Friends of the Orphan Signs is a collaborative art organization that works with community members to bring their voices to empty billboards and signs in Albuquerque.
“Txt poems: 569-0061.” So read the Tradewinds sign, a reader board on Central Avenue in Albuquerque in a lot that once housed a vibrant motel in the 1960s that was later condemned. An early project for Friends of the Orphan Signs, a collaborative art organization, the Tradewinds sign captures the spirit of FOS: belief in the importance of community voices, generosity in listening, and a grand sense of possibility for the world.
FOS works with artists, students, and neighbors to create intimate art- works in public spaces. Working primarily with abandoned billboards and road signs that have no future—also known as orphan signs, a term used by preservationists—FOS replaces empty spaces with poetry, imagery, and emotional artifacts of the collective.

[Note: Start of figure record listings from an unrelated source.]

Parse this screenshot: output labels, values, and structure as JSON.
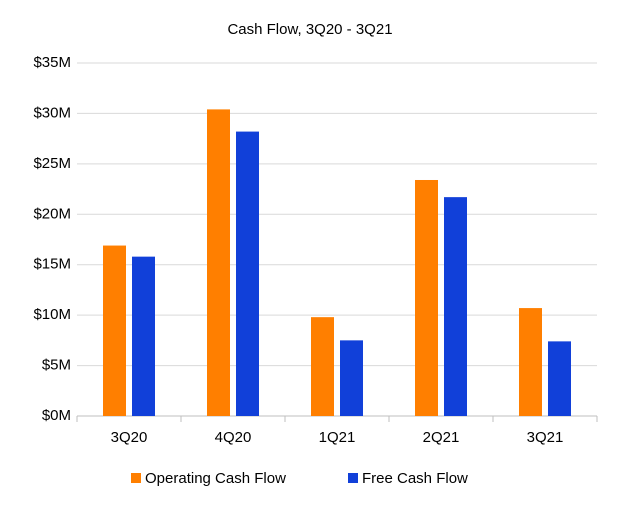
{
  "chart_data": {
    "type": "bar",
    "title": "Cash Flow, 3Q20 - 3Q21",
    "categories": [
      "3Q20",
      "4Q20",
      "1Q21",
      "2Q21",
      "3Q21"
    ],
    "series": [
      {
        "name": "Operating Cash Flow",
        "color": "#ff7f00",
        "values": [
          16.9,
          30.4,
          9.8,
          23.4,
          10.7
        ]
      },
      {
        "name": "Free Cash Flow",
        "color": "#1140d9",
        "values": [
          15.8,
          28.2,
          7.5,
          21.7,
          7.4
        ]
      }
    ],
    "ylim": [
      0,
      35
    ],
    "yticks": [
      {
        "value": 0,
        "label": "$0M"
      },
      {
        "value": 5,
        "label": "$5M"
      },
      {
        "value": 10,
        "label": "$10M"
      },
      {
        "value": 15,
        "label": "$15M"
      },
      {
        "value": 20,
        "label": "$20M"
      },
      {
        "value": 25,
        "label": "$25M"
      },
      {
        "value": 30,
        "label": "$30M"
      },
      {
        "value": 35,
        "label": "$35M"
      }
    ],
    "grid": true,
    "legend": "bottom"
  }
}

Ellen Babcock, an artist and arts educator, founded the organization in 2010, solidifying her interest in the legacy of signs on historic Route 66 in Albuquerque. From the organization’s inception, Babcock and her team have honed their approach to collaboration while giving new life to orphan signs and to give voice to community members who are often spoken to, not with.
For the Sundowner project (2019), FOS held workshops with residents of a housing community to create billboards that revere the residents’ life experiences. A lion’s face peers from the sign, an image from a pillow one resident kept with her when she was unhoused. For the Keywords project (2019-2021), FOS held workshops at Albuquerque libraries, asking participants to respond to literary quotes. Excerpts from the participants’ work were then placed on an empty sign where an iconic local nightclub once stood: “Sunrise on this side of the city clears its throat.”
Lindsey Fromm, FOS project director, emphasizes the importance of setting the stage for collaboration to happen. “By creating an environment of trust, connection, and common ground, we are able to get to deeper places and we’re able to make more rich, interesting work.”